DECISÃO

A medida foi definida na reclamação aberta pelo corregedor nacional de Justiça, ministro Luis Felipe Salomão
O ministro Luis Felipe Salomão, corregedor nacional de Justiça afastou do cargo o desembargador do Tribunal de Justiça do Paraná (TJ-PR) Luis Cesar de Paula Espíndola. A decisão foi divulgada nesta quarta-feira (17).
No início do mês, Espíndola declarou em uma sessão que analisava um caso de assédio contra uma criança de 12 anos que “as mulheres estão loucas atrás de homens”.
De acordo com o site Acesse Política, ele foi ainda único a votar contra a manutenção de uma medida protetiva em relação ao professor da criança, suspeito de assédio.

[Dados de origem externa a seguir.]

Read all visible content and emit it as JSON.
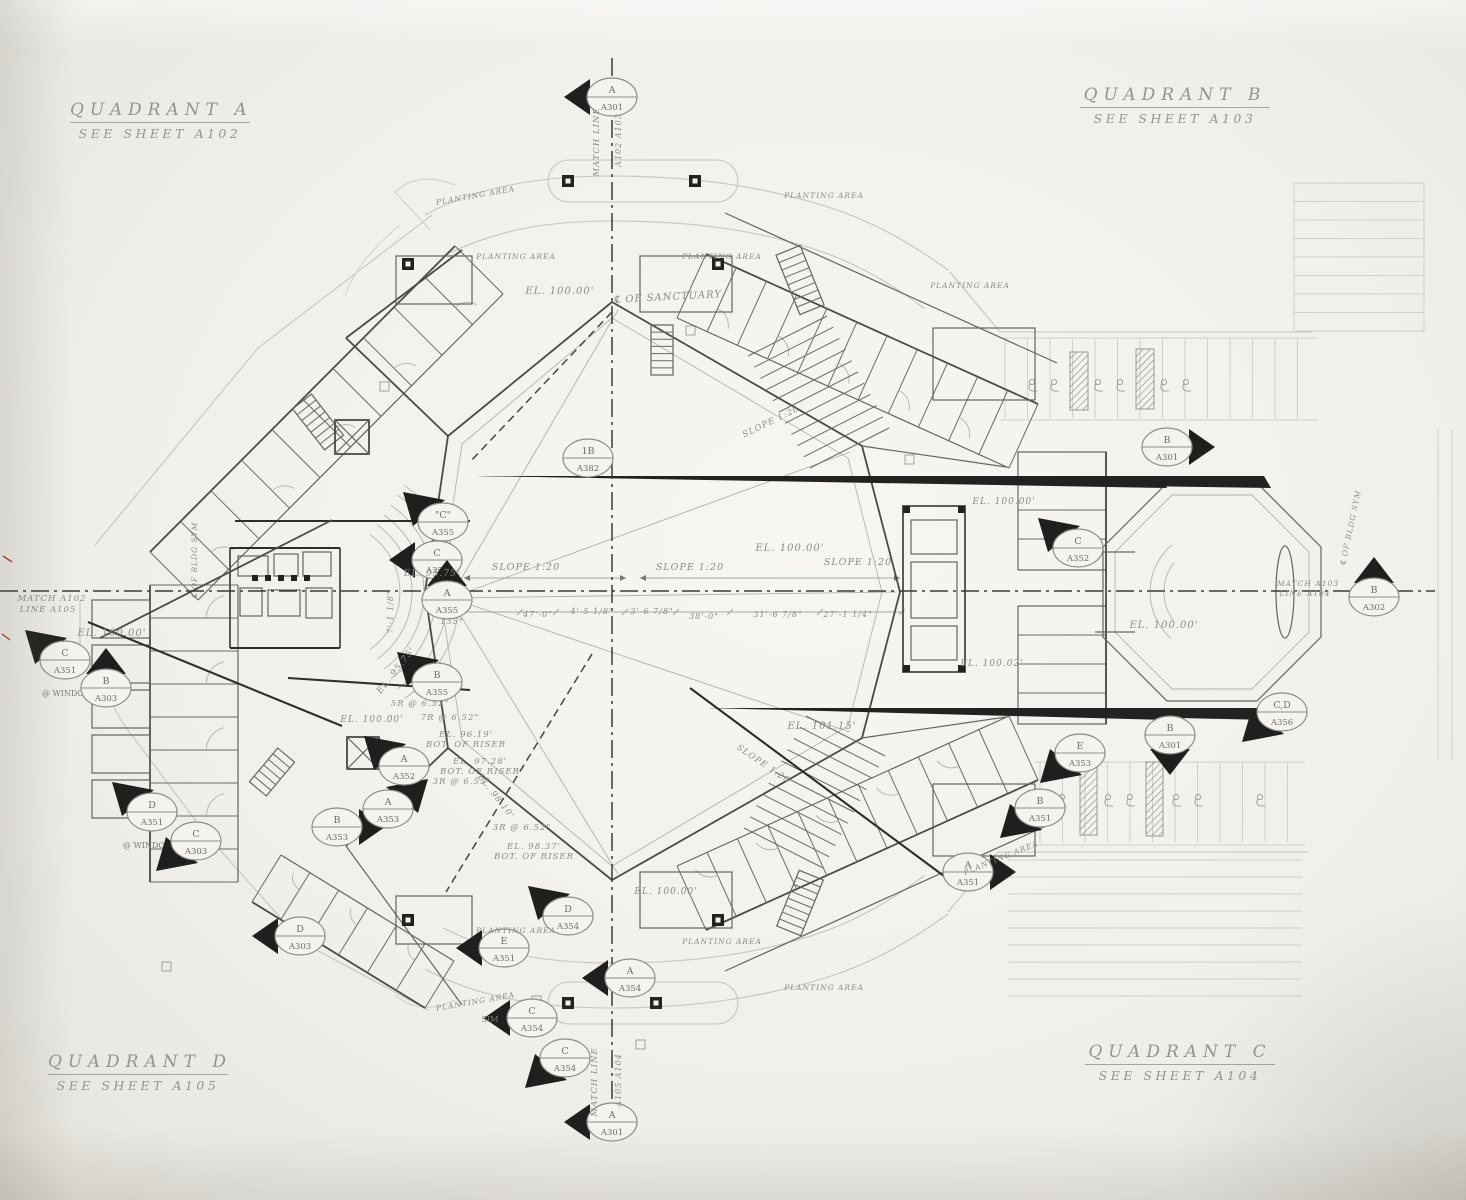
{
  "colors": {
    "paper": "#f2f0ec",
    "ink_dark": "#2e2d2a",
    "ink_mid": "#4c4a46",
    "ink_faded": "#8d8b84",
    "site": "#c7c4bc"
  },
  "quadrants": {
    "a": {
      "name": "QUADRANT A",
      "sheet": "SEE SHEET A102"
    },
    "b": {
      "name": "QUADRANT B",
      "sheet": "SEE SHEET A103"
    },
    "c": {
      "name": "QUADRANT C",
      "sheet": "SEE SHEET A104"
    },
    "d": {
      "name": "QUADRANT D",
      "sheet": "SEE SHEET A105"
    }
  },
  "callouts": [
    {
      "x": 612,
      "y": 97,
      "top": "A",
      "bot": "A301",
      "flag": "l"
    },
    {
      "x": 65,
      "y": 660,
      "top": "C",
      "bot": "A351",
      "flag": "tl",
      "note": "@ WINDOW",
      "nx": 2,
      "ny": 36
    },
    {
      "x": 106,
      "y": 688,
      "top": "B",
      "bot": "A303",
      "flag": "t"
    },
    {
      "x": 152,
      "y": 812,
      "top": "D",
      "bot": "A351",
      "flag": "tl",
      "note": "@ WINDOW",
      "nx": -4,
      "ny": 36
    },
    {
      "x": 196,
      "y": 841,
      "top": "C",
      "bot": "A303",
      "flag": "bl"
    },
    {
      "x": 337,
      "y": 827,
      "top": "B",
      "bot": "A353",
      "flag": "r"
    },
    {
      "x": 388,
      "y": 809,
      "top": "A",
      "bot": "A353",
      "flag": "tr"
    },
    {
      "x": 404,
      "y": 766,
      "top": "A",
      "bot": "A352",
      "flag": "tl"
    },
    {
      "x": 443,
      "y": 522,
      "top": "\"C\"",
      "bot": "A355",
      "flag": "tl"
    },
    {
      "x": 437,
      "y": 560,
      "top": "C",
      "bot": "A355",
      "flag": "l"
    },
    {
      "x": 447,
      "y": 600,
      "top": "A",
      "bot": "A355",
      "flag": "t"
    },
    {
      "x": 437,
      "y": 682,
      "top": "B",
      "bot": "A355",
      "flag": "tl"
    },
    {
      "x": 588,
      "y": 458,
      "top": "1B",
      "bot": "A382",
      "flag": "n"
    },
    {
      "x": 1078,
      "y": 548,
      "top": "C",
      "bot": "A352",
      "flag": "tl"
    },
    {
      "x": 1167,
      "y": 447,
      "top": "B",
      "bot": "A301",
      "flag": "r"
    },
    {
      "x": 1374,
      "y": 597,
      "top": "B",
      "bot": "A302",
      "flag": "t"
    },
    {
      "x": 1282,
      "y": 712,
      "top": "C,D",
      "bot": "A356",
      "flag": "bl"
    },
    {
      "x": 1170,
      "y": 735,
      "top": "B",
      "bot": "A301",
      "flag": "b"
    },
    {
      "x": 1080,
      "y": 753,
      "top": "E",
      "bot": "A353",
      "flag": "bl"
    },
    {
      "x": 1040,
      "y": 808,
      "top": "B",
      "bot": "A351",
      "flag": "bl"
    },
    {
      "x": 968,
      "y": 872,
      "top": "A",
      "bot": "A351",
      "flag": "r"
    },
    {
      "x": 568,
      "y": 916,
      "top": "D",
      "bot": "A354",
      "flag": "tl"
    },
    {
      "x": 630,
      "y": 978,
      "top": "A",
      "bot": "A354",
      "flag": "l"
    },
    {
      "x": 532,
      "y": 1018,
      "top": "C",
      "bot": "A354",
      "flag": "l",
      "note": "SIM",
      "nx": -42,
      "ny": 4
    },
    {
      "x": 565,
      "y": 1058,
      "top": "C",
      "bot": "A354",
      "flag": "bl"
    },
    {
      "x": 300,
      "y": 936,
      "top": "D",
      "bot": "A303",
      "flag": "l"
    },
    {
      "x": 504,
      "y": 948,
      "top": "E",
      "bot": "A351",
      "flag": "l"
    },
    {
      "x": 612,
      "y": 1122,
      "top": "A",
      "bot": "A301",
      "flag": "l"
    }
  ],
  "labels": [
    {
      "t": "EL. 100.00'",
      "x": 560,
      "y": 294
    },
    {
      "t": "℄ OF SANCTUARY",
      "x": 668,
      "y": 300,
      "r": -3
    },
    {
      "t": "EL. 100.00'",
      "x": 112,
      "y": 636
    },
    {
      "t": "EL. 100.00'",
      "x": 790,
      "y": 551
    },
    {
      "t": "EL. 100.00'",
      "x": 1004,
      "y": 504,
      "s": 9
    },
    {
      "t": "EL. 100.02'",
      "x": 992,
      "y": 666,
      "s": 9
    },
    {
      "t": "EL. 100.00'",
      "x": 1164,
      "y": 628
    },
    {
      "t": "EL. 100.00'",
      "x": 666,
      "y": 894,
      "s": 9
    },
    {
      "t": "EL. 100.00'",
      "x": 372,
      "y": 722,
      "s": 9
    },
    {
      "t": "EL. 101.15'",
      "x": 822,
      "y": 729
    },
    {
      "t": "EL. 95.75'",
      "x": 432,
      "y": 576,
      "s": 9
    },
    {
      "t": "EL. 95.75'",
      "x": 398,
      "y": 672,
      "r": -52,
      "s": 9
    },
    {
      "t": "SLOPE 1:20",
      "x": 526,
      "y": 570,
      "s": 9.5
    },
    {
      "t": "SLOPE 1:20",
      "x": 690,
      "y": 570,
      "s": 9.5
    },
    {
      "t": "SLOPE 1:20",
      "x": 858,
      "y": 565,
      "s": 9.5
    },
    {
      "t": "SLOPE 1:20",
      "x": 772,
      "y": 424,
      "r": -26,
      "s": 8.5
    },
    {
      "t": "SLOPE 1:20",
      "x": 762,
      "y": 766,
      "r": 34,
      "s": 8.5
    },
    {
      "t": "PLANTING AREA",
      "x": 476,
      "y": 198,
      "r": -10,
      "s": 7.5
    },
    {
      "t": "PLANTING AREA",
      "x": 516,
      "y": 259,
      "s": 7.5
    },
    {
      "t": "PLANTING AREA",
      "x": 722,
      "y": 259,
      "s": 7.5
    },
    {
      "t": "PLANTING AREA",
      "x": 824,
      "y": 198,
      "s": 7.5
    },
    {
      "t": "PLANTING AREA",
      "x": 970,
      "y": 288,
      "s": 7.5
    },
    {
      "t": "PLANTING AREA",
      "x": 516,
      "y": 933,
      "s": 7.5
    },
    {
      "t": "PLANTING AREA",
      "x": 722,
      "y": 944,
      "s": 7.5
    },
    {
      "t": "PLANTING AREA",
      "x": 824,
      "y": 990,
      "s": 7.5
    },
    {
      "t": "PLANTING AREA",
      "x": 1002,
      "y": 860,
      "r": -22,
      "s": 7.5
    },
    {
      "t": "PLANTING AREA",
      "x": 476,
      "y": 1004,
      "r": -10,
      "s": 7.5
    },
    {
      "t": "5R @ 6.52\"",
      "x": 420,
      "y": 706,
      "s": 8.5
    },
    {
      "t": "7R @ 6.52\"",
      "x": 450,
      "y": 720,
      "s": 8.5
    },
    {
      "t": "EL. 96.19'",
      "x": 466,
      "y": 737,
      "s": 8.5
    },
    {
      "t": "BOT. OF RISER",
      "x": 466,
      "y": 747,
      "s": 8.5
    },
    {
      "t": "EL. 97.28'",
      "x": 480,
      "y": 764,
      "s": 8.5
    },
    {
      "t": "BOT. OF RISER",
      "x": 480,
      "y": 774,
      "s": 8.5
    },
    {
      "t": "3R @ 6.53\"",
      "x": 462,
      "y": 784,
      "s": 8.5
    },
    {
      "t": "EL. 98.10'",
      "x": 494,
      "y": 798,
      "r": 52,
      "s": 8.5
    },
    {
      "t": "3R @ 6.52\"",
      "x": 522,
      "y": 830,
      "s": 8.5
    },
    {
      "t": "EL. 98.37'",
      "x": 534,
      "y": 849,
      "s": 8.5
    },
    {
      "t": "BOT. OF RISER",
      "x": 534,
      "y": 859,
      "s": 8.5
    },
    {
      "t": "47'-0\"",
      "x": 538,
      "y": 617,
      "s": 8
    },
    {
      "t": "4'-5 1/8\"",
      "x": 592,
      "y": 614,
      "s": 8
    },
    {
      "t": "3'-6 7/8\"",
      "x": 652,
      "y": 614,
      "s": 8
    },
    {
      "t": "38'-0\"",
      "x": 704,
      "y": 619,
      "s": 8
    },
    {
      "t": "31'-6 7/8\"",
      "x": 778,
      "y": 617,
      "s": 8
    },
    {
      "t": "27'-1 1/4\"",
      "x": 848,
      "y": 617,
      "s": 8
    },
    {
      "t": "135°",
      "x": 452,
      "y": 624,
      "s": 8
    },
    {
      "t": "7'-1 1/8\"",
      "x": 393,
      "y": 612,
      "r": -90,
      "s": 8
    },
    {
      "t": "MATCH LINE",
      "x": 599,
      "y": 142,
      "r": -90,
      "s": 8.5
    },
    {
      "t": "A102  A103",
      "x": 621,
      "y": 140,
      "r": -90,
      "s": 8
    },
    {
      "t": "MATCH LINE",
      "x": 597,
      "y": 1082,
      "r": -90,
      "s": 8.5
    },
    {
      "t": "A105  A104",
      "x": 621,
      "y": 1080,
      "r": -90,
      "s": 8
    },
    {
      "t": "MATCH  A102",
      "x": 52,
      "y": 601,
      "s": 8.5
    },
    {
      "t": "LINE  A105",
      "x": 48,
      "y": 612,
      "s": 8.5
    },
    {
      "t": "MATCH  A103",
      "x": 1308,
      "y": 586,
      "s": 7.5
    },
    {
      "t": "LINE  A104",
      "x": 1305,
      "y": 596,
      "s": 7.5
    },
    {
      "t": "℄ OF BLDG SYM",
      "x": 197,
      "y": 560,
      "r": -90,
      "s": 7.5
    },
    {
      "t": "℄ OF BLDG SYM",
      "x": 1353,
      "y": 528,
      "r": -78,
      "s": 7.5
    }
  ]
}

A proibição de contato foi mantida por 4 votos a 1.
O afastamento de Espíndola foi definido na reclamação aberta por Salomão no Conselho Nacional de Justiça (CNJ), que apura “discurso potencialmente preconceituoso e misógino em relação à vítima de assédio envolvendo menor de 12 anos”.

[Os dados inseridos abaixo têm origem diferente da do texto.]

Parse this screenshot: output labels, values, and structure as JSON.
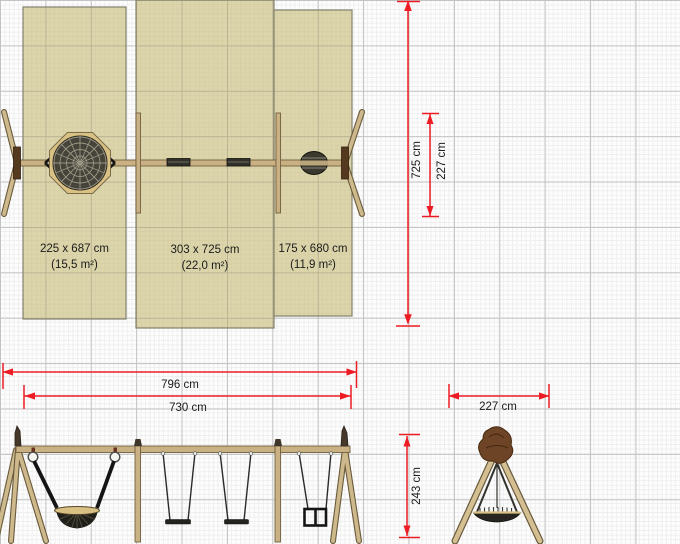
{
  "plan": {
    "zones": [
      {
        "size": "225 x 687 cm",
        "area": "(15,5 m²)"
      },
      {
        "size": "303 x 725 cm",
        "area": "(22,0 m²)"
      },
      {
        "size": "175 x 680 cm",
        "area": "(11,9 m²)"
      }
    ]
  },
  "dims": {
    "zone_height": "725 cm",
    "frame_depth_plan": "227 cm",
    "overall_length": "796 cm",
    "beam_length": "730 cm",
    "frame_depth_side": "227 cm",
    "frame_height": "243 cm"
  },
  "colors": {
    "dimension_red": "#ed1c24",
    "zone_fill": "#dcd5ab",
    "wood_tan": "#c9b184",
    "grid_major": "#c3c3c3",
    "grid_minor": "#eeeeee",
    "cap_brown": "#6d4526"
  }
}
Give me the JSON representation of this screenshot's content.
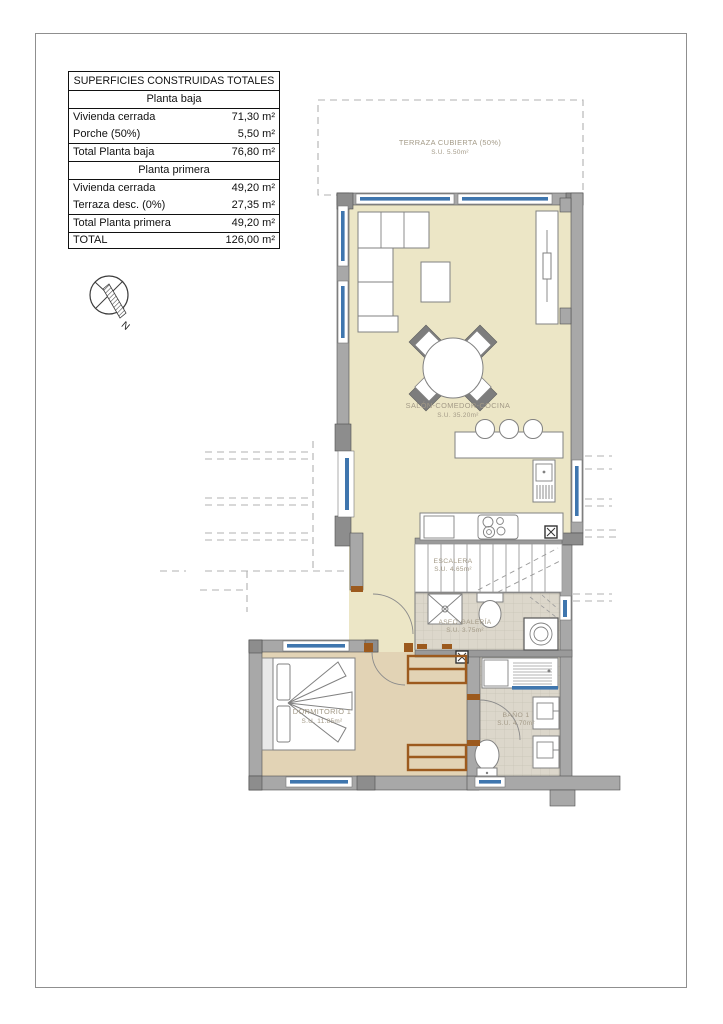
{
  "table": {
    "title": "SUPERFICIES CONSTRUIDAS TOTALES",
    "sections": [
      {
        "header": "Planta baja",
        "rows": [
          {
            "label": "Vivienda cerrada",
            "value": "71,30 m²"
          },
          {
            "label": "Porche (50%)",
            "value": "5,50 m²"
          }
        ],
        "total": {
          "label": "Total Planta baja",
          "value": "76,80 m²"
        }
      },
      {
        "header": "Planta primera",
        "rows": [
          {
            "label": "Vivienda cerrada",
            "value": "49,20 m²"
          },
          {
            "label": "Terraza desc. (0%)",
            "value": "27,35 m²"
          }
        ],
        "total": {
          "label": "Total Planta primera",
          "value": "49,20 m²"
        }
      }
    ],
    "grand_total": {
      "label": "TOTAL",
      "value": "126,00 m²"
    }
  },
  "compass": {
    "north_label": "N"
  },
  "rooms": {
    "terraza": {
      "name": "TERRAZA CUBIERTA (50%)",
      "area": "S.U. 5.50m²"
    },
    "salon": {
      "name": "SALÓN-COMEDOR-COCINA",
      "area": "S.U. 35.20m²"
    },
    "escalera": {
      "name": "ESCALERA",
      "area": "S.U. 4.65m²"
    },
    "aseo": {
      "name": "ASEO-GALERÍA",
      "area": "S.U. 3.75m²"
    },
    "dormitorio": {
      "name": "DORMITORIO 1",
      "area": "S.U. 11.85m²"
    },
    "bano": {
      "name": "BAÑO 1",
      "area": "S.U. 4.70m²"
    }
  },
  "colors": {
    "floor_main": "#ece6c6",
    "floor_bedroom": "#e2d3b5",
    "floor_tile": "#dcd7cb",
    "wall": "#a8a8a8",
    "window_glass": "#3f76ae",
    "door_wood": "#9c5a1e"
  }
}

O afastamento atende a um pedido da Ordem dos Advogados do Brasil (OAB) no Paraná e vale até que a reclamação disciplinar seja julgada em definitivo pelo plenário do CNJ.
“Assim, defiro, parcialmente, a cautelar requerida, para determinar o afastamento imediato do magistrado reclamado, até decisão final a ser proferida no procedimento disciplinar correlato ou até deliberação do Plenário acerca desta medida”, escreveu Salomão.
Em nota, o desembargador negou que tenha tido intenção de “menosprezar o comportamento feminino”.
“Esclareço que nunca houve a intenção de menosprezar o comportamento feminino nas declarações proferidas por mim durante a sessão da 12ª Câmara Cível do tribunal, afinal, sempre defendi a igualdade entre homens e mulheres, tanto em minha vida pessoal quanto em minhas decisões. Lamento profundamente o ocorrido e me solidarizo com todas e todos que se sentiram ofendidos com a divulgação parcial do vídeo da sessão”, diz Espíndola.
A fala foi contestada
A desembargadora Ivanise Maria Tratz Martins questionou a postura de Espíndola, que reagiu chamando sua declaração de “discurso feminista desatualizado”.
A Ordem dos Advogados do Brasil do Paraná emitiu uma nota de repúdio onde classificou as declarações como estarrecedoras. “Além de discriminatórias, [as manifestações] expressam elevado grau de desconhecimento sobre o protocolo para julgamento com perspectiva de gênero, de cumprimento obrigatório pelos magistrados e tribunais. Revelam ainda profundo desrespeito para com as mais recorrentes vítimas de todo o tipo de assédio: as meninas e mulheres brasileiras”, disse a instituição.
Em nota o TJPR disse que não endossa os comentários feitos pelo desembargador e que “não compartilha de qualquer opinião que possa ser discriminatória ou depreciativa, como, aliás, é próprio de sua tradição e história de mais de 132 anos”.
Condenado por agressão
Em 2023, o desembargador foi condenado pelo Superior Tribunal de Justiça (STJ) à pena de detenção de quatro meses e 20 dias, em regime aberto, por lesão corporal em contexto de violência doméstica contra a irmã e a mãe. No entanto, a maioria da corte decidiu substituir a pena por prestação de serviços à comunidade e permitiu o retorno de Espíndola ao cargo. As informações são do Correio Brasiliense.